Witches have been great fodder for entertainment for centuries but I've always found their screen treatment suspiciously two-faced. In portrayals of the Salem trials and other witch hunting movements you're always asked to be on the side of the accused. But, here's the double sided catch: they're innocent. Think of Goody Proctor in The Crucible. She is done in by Abigail, the type of woman that the witches are accused of being. When witches are actually bonafide spell casting characters, as opposed to stand-ins for historical types or allegorical statements, they're often viewed as dangerous to themselves and others. There's plenty of fear but little sympathy when the ladies work real magic.
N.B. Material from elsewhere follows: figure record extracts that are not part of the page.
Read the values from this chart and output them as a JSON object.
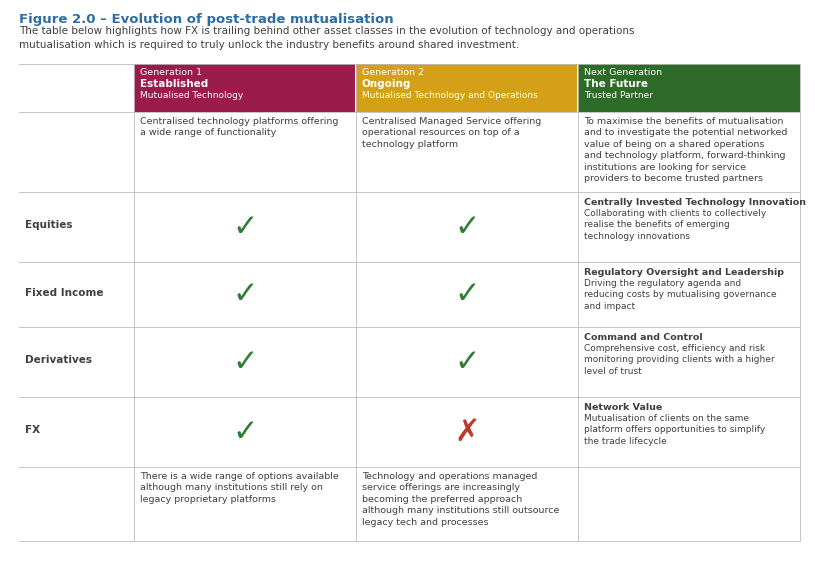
{
  "title": "Figure 2.0 – Evolution of post-trade mutualisation",
  "title_color": "#2E6DA4",
  "subtitle": "The table below highlights how FX is trailing behind other asset classes in the evolution of technology and operations\nmutualisation which is required to truly unlock the industry benefits around shared investment.",
  "subtitle_color": "#404040",
  "bg_color": "#ffffff",
  "col_headers": [
    {
      "line1": "Generation 1",
      "line2": "Established",
      "line3": "Mutualised Technology",
      "bg": "#9B1B4B",
      "fg": "#ffffff"
    },
    {
      "line1": "Generation 2",
      "line2": "Ongoing",
      "line3": "Mutualised Technology and Operations",
      "bg": "#D4A017",
      "fg": "#ffffff"
    },
    {
      "line1": "Next Generation",
      "line2": "The Future",
      "line3": "Trusted Partner",
      "bg": "#2E6B28",
      "fg": "#ffffff"
    }
  ],
  "col1_top_text": "Centralised technology platforms offering\na wide range of functionality",
  "col2_top_text": "Centralised Managed Service offering\noperational resources on top of a\ntechnology platform",
  "col3_top_text": "To maximise the benefits of mutualisation\nand to investigate the potential networked\nvalue of being on a shared operations\nand technology platform, forward-thinking\ninstitutions are looking for service\nproviders to become trusted partners",
  "col1_bottom_text": "There is a wide range of options available\nalthough many institutions still rely on\nlegacy proprietary platforms",
  "col2_bottom_text": "Technology and operations managed\nservice offerings are increasingly\nbecoming the preferred approach\nalthough many institutions still outsource\nlegacy tech and processes",
  "next_gen_rows": [
    {
      "bold": "Centrally Invested Technology Innovation",
      "normal": "Collaborating with clients to collectively\nrealise the benefits of emerging\ntechnology innovations"
    },
    {
      "bold": "Regulatory Oversight and Leadership",
      "normal": "Driving the regulatory agenda and\nreducing costs by mutualising governance\nand impact"
    },
    {
      "bold": "Command and Control",
      "normal": "Comprehensive cost, efficiency and risk\nmonitoring providing clients with a higher\nlevel of trust"
    },
    {
      "bold": "Network Value",
      "normal": "Mutualisation of clients on the same\nplatform offers opportunities to simplify\nthe trade lifecycle"
    }
  ],
  "row_labels": [
    "Equities",
    "Fixed Income",
    "Derivatives",
    "FX"
  ],
  "checks": {
    "Equities": {
      "gen1": true,
      "gen2": true
    },
    "Fixed Income": {
      "gen1": true,
      "gen2": true
    },
    "Derivatives": {
      "gen1": true,
      "gen2": true
    },
    "FX": {
      "gen1": true,
      "gen2": false
    }
  },
  "check_color": "#2E7D32",
  "cross_color": "#C0392B",
  "line_color": "#BBBBBB",
  "text_color": "#404040"
}
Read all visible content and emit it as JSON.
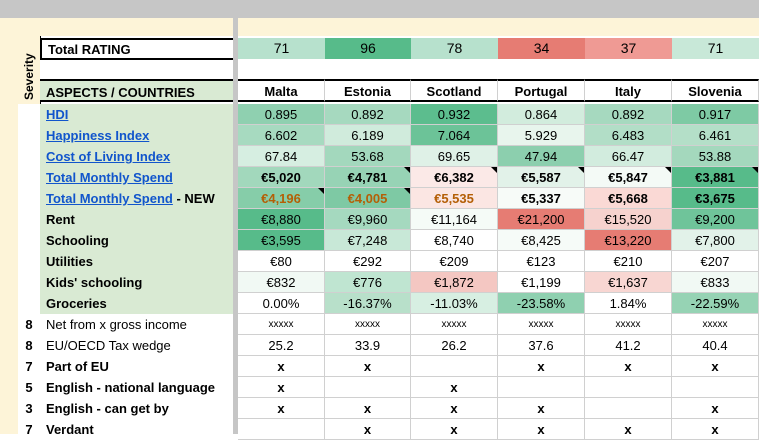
{
  "total_rating": {
    "label": "Total RATING",
    "values": [
      "71",
      "96",
      "78",
      "34",
      "37",
      "71"
    ],
    "colors": [
      "#b7e1cd",
      "#57bb8a",
      "#b7e1cd",
      "#e67c73",
      "#ef9a94",
      "#c8e8d8"
    ]
  },
  "severity_label": "Severity",
  "header": {
    "aspects_label": "ASPECTS / COUNTRIES",
    "countries": [
      "Malta",
      "Estonia",
      "Scotland",
      "Portugal",
      "Italy",
      "Slovenia"
    ]
  },
  "rows": [
    {
      "sev": "",
      "label": "HDI",
      "link": true,
      "suffix": "",
      "values": [
        "0.895",
        "0.892",
        "0.932",
        "0.864",
        "0.892",
        "0.917"
      ],
      "colors": [
        "#8fd0b0",
        "#a6d9bf",
        "#5cbd8e",
        "#d2ecdd",
        "#a6d9bf",
        "#7ecaa4"
      ],
      "bold": false
    },
    {
      "sev": "",
      "label": "Happiness Index",
      "link": true,
      "suffix": "",
      "values": [
        "6.602",
        "6.189",
        "7.064",
        "5.929",
        "6.483",
        "6.461"
      ],
      "colors": [
        "#a7dac0",
        "#d0ebdc",
        "#6cc398",
        "#e8f5ed",
        "#b2dec7",
        "#b4dfc8"
      ],
      "bold": false
    },
    {
      "sev": "",
      "label": "Cost of Living Index",
      "link": true,
      "suffix": "",
      "values": [
        "67.84",
        "53.68",
        "69.65",
        "47.94",
        "66.47",
        "53.88"
      ],
      "colors": [
        "#d6eee1",
        "#a3d8bd",
        "#dff1e7",
        "#8ccfae",
        "#d2ecde",
        "#a4d8bd"
      ],
      "bold": false
    },
    {
      "sev": "",
      "label": "Total Monthly Spend",
      "link": true,
      "suffix": "",
      "values": [
        "€5,020",
        "€4,781",
        "€6,382",
        "€5,587",
        "€5,847",
        "€3,881"
      ],
      "colors": [
        "#a2d8bc",
        "#97d3b5",
        "#fbe9e7",
        "#e2f2e9",
        "#f4faf6",
        "#57bb8a"
      ],
      "bold": true,
      "corner": [
        false,
        true,
        true,
        true,
        true,
        true
      ]
    },
    {
      "sev": "",
      "label": "Total Monthly Spend",
      "link": true,
      "suffix": " - NEW",
      "values": [
        "€4,196",
        "€4,005",
        "€5,535",
        "€5,337",
        "€5,668",
        "€3,675"
      ],
      "colors": [
        "#86cda9",
        "#7ec9a4",
        "#fbe6e3",
        "#f7fbf8",
        "#fad9d5",
        "#57bb8a"
      ],
      "bold": true,
      "orange": [
        true,
        true,
        true,
        false,
        false,
        false
      ],
      "corner": [
        true,
        true,
        false,
        false,
        false,
        false
      ]
    },
    {
      "sev": "",
      "label": "Rent",
      "link": false,
      "suffix": "",
      "values": [
        "€8,880",
        "€9,960",
        "€11,164",
        "€21,200",
        "€15,520",
        "€9,200"
      ],
      "colors": [
        "#57bb8a",
        "#a5d9bf",
        "#f5fbf7",
        "#e67c73",
        "#f6d2ce",
        "#6fc49a"
      ],
      "bold": false
    },
    {
      "sev": "",
      "label": "Schooling",
      "link": false,
      "suffix": "",
      "values": [
        "€3,595",
        "€7,248",
        "€8,740",
        "€8,425",
        "€13,220",
        "€7,800"
      ],
      "colors": [
        "#57bb8a",
        "#c8e8d7",
        "#ffffff",
        "#f6fbf8",
        "#e67c73",
        "#e2f2e9"
      ],
      "bold": false
    },
    {
      "sev": "",
      "label": "Utilities",
      "link": false,
      "suffix": "",
      "values": [
        "€80",
        "€292",
        "€209",
        "€123",
        "€210",
        "€207"
      ],
      "colors": [
        "#ffffff",
        "#ffffff",
        "#ffffff",
        "#ffffff",
        "#ffffff",
        "#ffffff"
      ],
      "bold": false
    },
    {
      "sev": "",
      "label": "Kids' schooling",
      "link": false,
      "suffix": "",
      "values": [
        "€832",
        "€776",
        "€1,872",
        "€1,199",
        "€1,637",
        "€833"
      ],
      "colors": [
        "#f1f9f4",
        "#bfe5d1",
        "#f4c7c2",
        "#ffffff",
        "#f8d6d2",
        "#f1f9f4"
      ],
      "bold": false
    },
    {
      "sev": "",
      "label": "Groceries",
      "link": false,
      "suffix": "",
      "values": [
        "0.00%",
        "-16.37%",
        "-11.03%",
        "-23.58%",
        "1.84%",
        "-22.59%"
      ],
      "colors": [
        "#ffffff",
        "#b8e0ca",
        "#d7efe2",
        "#8fd0b0",
        "#ffffff",
        "#96d3b4"
      ],
      "bold": false
    },
    {
      "sev": "8",
      "label": "Net from x gross income",
      "link": false,
      "suffix": "",
      "values": [
        "xxxxx",
        "xxxxx",
        "xxxxx",
        "xxxxx",
        "xxxxx",
        "xxxxx"
      ],
      "colors": [
        "#ffffff",
        "#ffffff",
        "#ffffff",
        "#ffffff",
        "#ffffff",
        "#ffffff"
      ],
      "bold": false,
      "plain": true,
      "small": true
    },
    {
      "sev": "8",
      "label": "EU/OECD Tax wedge",
      "link": false,
      "suffix": "",
      "values": [
        "25.2",
        "33.9",
        "26.2",
        "37.6",
        "41.2",
        "40.4"
      ],
      "colors": [
        "#ffffff",
        "#ffffff",
        "#ffffff",
        "#ffffff",
        "#ffffff",
        "#ffffff"
      ],
      "bold": false,
      "plain": true
    },
    {
      "sev": "7",
      "label": "Part of EU",
      "link": false,
      "suffix": "",
      "values": [
        "x",
        "x",
        "",
        "x",
        "x",
        "x"
      ],
      "colors": [
        "#ffffff",
        "#ffffff",
        "#ffffff",
        "#ffffff",
        "#ffffff",
        "#ffffff"
      ],
      "bold": false,
      "xmark": true
    },
    {
      "sev": "5",
      "label": "English - national language",
      "link": false,
      "suffix": "",
      "values": [
        "x",
        "",
        "x",
        "",
        "",
        ""
      ],
      "colors": [
        "#ffffff",
        "#ffffff",
        "#ffffff",
        "#ffffff",
        "#ffffff",
        "#ffffff"
      ],
      "bold": false,
      "xmark": true
    },
    {
      "sev": "3",
      "label": "English - can get by",
      "link": false,
      "suffix": "",
      "values": [
        "x",
        "x",
        "x",
        "x",
        "",
        "x"
      ],
      "colors": [
        "#ffffff",
        "#ffffff",
        "#ffffff",
        "#ffffff",
        "#ffffff",
        "#ffffff"
      ],
      "bold": false,
      "xmark": true
    },
    {
      "sev": "7",
      "label": "Verdant",
      "link": false,
      "suffix": "",
      "values": [
        "",
        "x",
        "x",
        "x",
        "x",
        "x"
      ],
      "colors": [
        "#ffffff",
        "#ffffff",
        "#ffffff",
        "#ffffff",
        "#ffffff",
        "#ffffff"
      ],
      "bold": false,
      "xmark": true
    }
  ]
}
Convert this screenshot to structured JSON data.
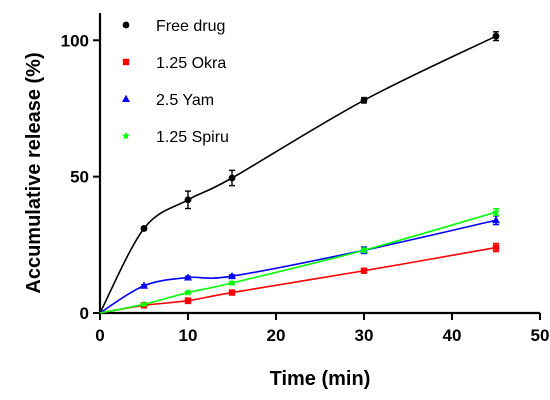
{
  "chart_data": {
    "type": "line",
    "title": "",
    "xlabel": "Time (min)",
    "ylabel": "Accumulative release (%)",
    "xlim": [
      0,
      50
    ],
    "ylim": [
      0,
      110
    ],
    "xticks": [
      0,
      10,
      20,
      30,
      40,
      50
    ],
    "yticks": [
      0,
      50,
      100
    ],
    "grid": false,
    "legend_position": "top-left",
    "series": [
      {
        "name": "Free drug",
        "color": "#000000",
        "marker": "circle",
        "x": [
          0,
          5,
          10,
          15,
          30,
          45
        ],
        "y": [
          0,
          31,
          41.5,
          49.5,
          78,
          101.5
        ],
        "err": [
          0,
          0.6,
          3.2,
          2.8,
          1.0,
          1.6
        ]
      },
      {
        "name": "1.25 Okra",
        "color": "#ff0000",
        "marker": "square",
        "x": [
          0,
          5,
          10,
          15,
          30,
          45
        ],
        "y": [
          0,
          2.8,
          4.5,
          7.5,
          15.5,
          24
        ],
        "err": [
          0,
          0.5,
          1.0,
          0.5,
          0.5,
          1.5
        ]
      },
      {
        "name": "2.5 Yam",
        "color": "#0000ff",
        "marker": "triangle",
        "x": [
          0,
          5,
          10,
          15,
          30,
          45
        ],
        "y": [
          0,
          10,
          13,
          13.5,
          23,
          34
        ],
        "err": [
          0,
          0.4,
          0.5,
          0.5,
          1.2,
          1.6
        ]
      },
      {
        "name": "1.25 Spiru",
        "color": "#00ff00",
        "marker": "star",
        "x": [
          0,
          5,
          10,
          15,
          30,
          45
        ],
        "y": [
          0,
          3.2,
          7.5,
          11,
          23,
          37
        ],
        "err": [
          0,
          0.3,
          0.5,
          0.5,
          0.8,
          1.2
        ]
      }
    ]
  }
}
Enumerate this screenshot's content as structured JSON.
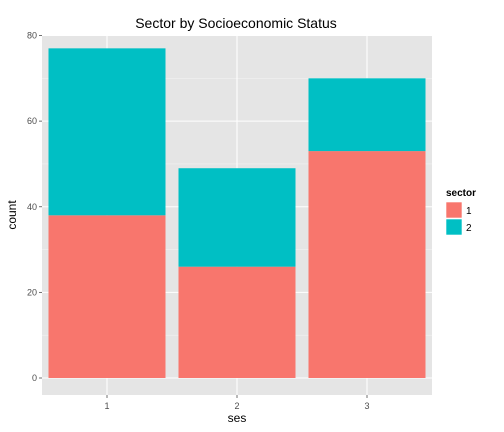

Doesn't it sometimes seem like the fictional "witch" is just an exaggerated projection of ideas about women in general, sometimes sympathetic (when victimized falsely) but just as often all kinds of sexist and anti-woman. It's a simplification, sure, but Goody Proctor (god fearing, husband-obeying, churchgoing) is actually the ideal. Abigail (sexually driven, difficult to control) is the witch. So we're still up for burning dangerous women at the stake --for proper retribution to come their way.
When I was a little kid I enjoyed TVs classic Bewitched. Right I was drawn to supernaturally laced fiction. Obviously I was the ideal audience for Buffy the Vampire Slayer. And though that shows focus was on the vampiric, I think it does a fine sideline job of covering the wide spectrum of options when it comes to screen witches. If you look at the portrayals of Willow, Tara and Amy (the three witches with the most screen time) you'll see a collective portrayal that's fascinating in its reach, however loose its magic rules may have been for plot needs and however misleading its controversial free use of the term "Wicca" was.
I'm just thinking and typing aloud but there's an enormous amount of material begging for proper exhaustive analysis. What kind of ugly/beautiful portrait of women do films about witches paint? Imagine what would happen if you stirred the witches from Chronicles of Narnia, The Brothers Grimm, The Craft, Practical Magic, Buffy the Vampire Slayer, Bewitched, Macbeth, The Witches, Hocus Pocus, Bell Book and Candle and Disney films into one giant pop culture cauldron. My guess is you'd churn up a fascinatingly schizo stew of sexism and feminism.
Which witch portrayals do you find most spellbinding... or do you think the great witch film or television series has yet to be made?